The mechanism by which Piezo acts in
The mechanism by which Piezo1 acts in the regulation of RBC volume is not firmly established. Its curved structure implies that it is activated by an increase in membrane tension (11), a mechanism indicated by electrophysiological measurements (16). However, the RBC membrane mechanics at its physiological reduced volume of around 0.6 are governed by the bending of its bilayer part and by the shear elasticity of its spectrin network, exhibiting a relatively small stretching constant of its bonds (17). Lateral membrane tension is thus much smaller than that under the conditions of the electrophysiological experiment (16). RBCs exhibit a flickering phenomenon (18), which is further evidence for the membrane not being under high tension. Assuming that mechanosensitive dexamethasone acetate receptor can change membrane permeability in response to any kind of mechanical stimulus, it is of interest to search for other possible mechanisms of Piezo1 action. The curved structure of the Piezo1 homotrimer (10, 11, 12, 13) supports the possibility that it could also act through its sensitivity to membrane curvature. This idea is supported by the large size of Piezo1, which is an important factor in determining the strength of the curvature-dependent interaction of membrane inclusions with the surrounding phospholipid membrane moiety (19). The curvature-dependent permeability of Piezo1 is implied by recent observations on RBCs embedded in a gel, which was then compressed, causing them to deform (20). This led to an increased metabolic rate and increased cation (using cesium ions as a replacement for potassium ions) efflux. Further indirect evidence for the curvature-based mechanism of Piezo1 action is its inhibition by the spider venom peptide GsMTx4, which acts by intercalating into the lipid layers of the RBC membrane, thus affecting its nonspecific curvature status (21).

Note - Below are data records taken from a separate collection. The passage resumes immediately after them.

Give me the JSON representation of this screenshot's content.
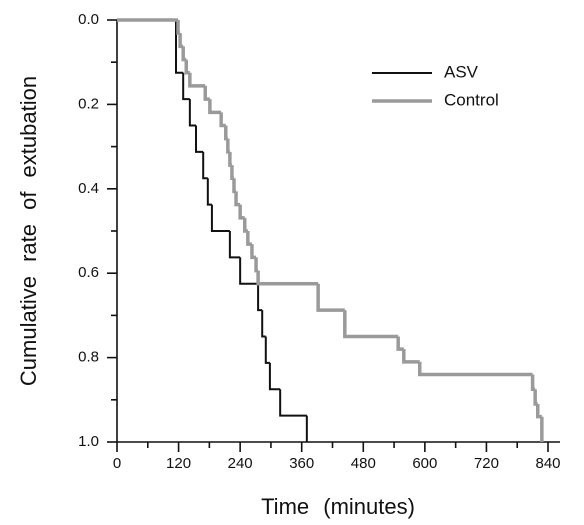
{
  "chart_data": {
    "type": "step",
    "xlabel": "Time (minutes)",
    "ylabel": "Cumulative rate of extubation",
    "xlim": [
      0,
      840
    ],
    "ylim": [
      0,
      1
    ],
    "y_inverted": true,
    "xticks": [
      0,
      120,
      240,
      360,
      480,
      600,
      720,
      840
    ],
    "xticks_minor": [
      60,
      180,
      300,
      420,
      540,
      660,
      780
    ],
    "yticks": [
      {
        "value": 0,
        "label": "0.0"
      },
      0.2,
      0.4,
      0.6,
      0.8,
      {
        "value": 1,
        "label": "1.0"
      }
    ],
    "yticks_minor": [
      0.1,
      0.3,
      0.5,
      0.7,
      0.9
    ],
    "legend": "upper right",
    "series": [
      {
        "name": "ASV",
        "color": "#111111",
        "x": [
          0,
          115,
          129,
          142,
          154,
          168,
          177,
          185,
          220,
          240,
          275,
          283,
          290,
          298,
          318,
          370
        ],
        "values": [
          0,
          0.125,
          0.1875,
          0.25,
          0.3125,
          0.375,
          0.4375,
          0.5,
          0.5625,
          0.625,
          0.6875,
          0.75,
          0.8125,
          0.875,
          0.9375,
          1.0
        ]
      },
      {
        "name": "Control",
        "color": "#9a9a9a",
        "x": [
          0,
          119,
          123,
          129,
          135,
          142,
          172,
          181,
          203,
          212,
          216,
          220,
          224,
          228,
          232,
          240,
          249,
          255,
          263,
          271,
          275,
          392,
          444,
          548,
          559,
          590,
          810,
          815,
          820,
          828
        ],
        "values": [
          0,
          0.031,
          0.0625,
          0.094,
          0.125,
          0.156,
          0.1875,
          0.219,
          0.25,
          0.281,
          0.3125,
          0.344,
          0.375,
          0.406,
          0.4375,
          0.469,
          0.5,
          0.531,
          0.5625,
          0.594,
          0.625,
          0.6875,
          0.75,
          0.78,
          0.81,
          0.84,
          0.875,
          0.91,
          0.94,
          1.0
        ]
      }
    ]
  }
}
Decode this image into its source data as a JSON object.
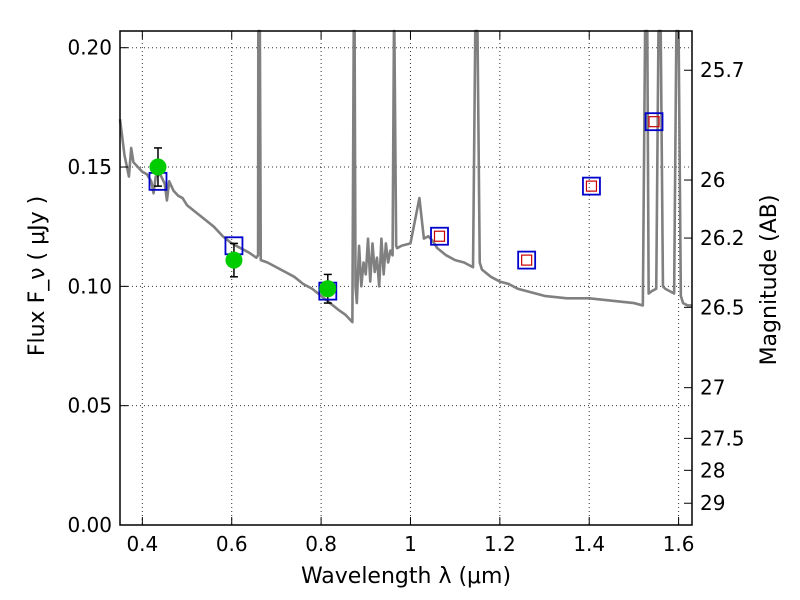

In this work, we have developed a model of RBC volume regulation by the Piezo1-Gárdos channel system based on the thesis that Piezo1 channel permeability depends on membrane curvature and thus on RBC shape. The central idea is that Piezo1 senses the shape of the RBC discocyte, and because it is different at different cell volumes, the fraction of open Piezo1 channels depends on RBC volume. Our main purpose here is to reveal the principle of the corresponding Piezo1 operation. We therefore restrict the model to that part of the RBC pump-leak system that involves the homeostasis of K+ ions. The corresponding simplified picture of the real RBC system is described in RBC Properties Essential for Establishing its Volume. In particular, it is shown how the fraction of open channels relates to the RBC volume. In A Possible Mechanism for the Effect of RBC Shape on Piezo1 Channel Permeability (i.e., the core section of this work), it is shown that the fraction of open Piezo1 channels depends on the RBC reduced volume by assuming that Piezo1 possesses open and closed conformations whose interactions with the surrounding membrane are curvature dependent in different ways. This dependence will be applied to discocyte shapes at different RBC reduced volumes. A Possible Mechanism for the Effect of RBC Shape on Piezo1 Channel Permeability will therefore include a description of the membrane curvature characteristics of these shapes. The proposed model will be in Model Predictions and their Support by Existing Experimental Evidence, applied to describe some observations that support the proposed mechanism of RBC volume regulation. Its implications will be shown to be consistent with the differences in the behavior of normal RBCs and of those of Piezo1 knockout mice (14). It will also be shown that the described mechanism explains why RBCs with larger membrane areas (A) also have, on average, larger volumes (V) (22, 23, 24). The Discussion includes a description of some possible generalizations of the described mechanism.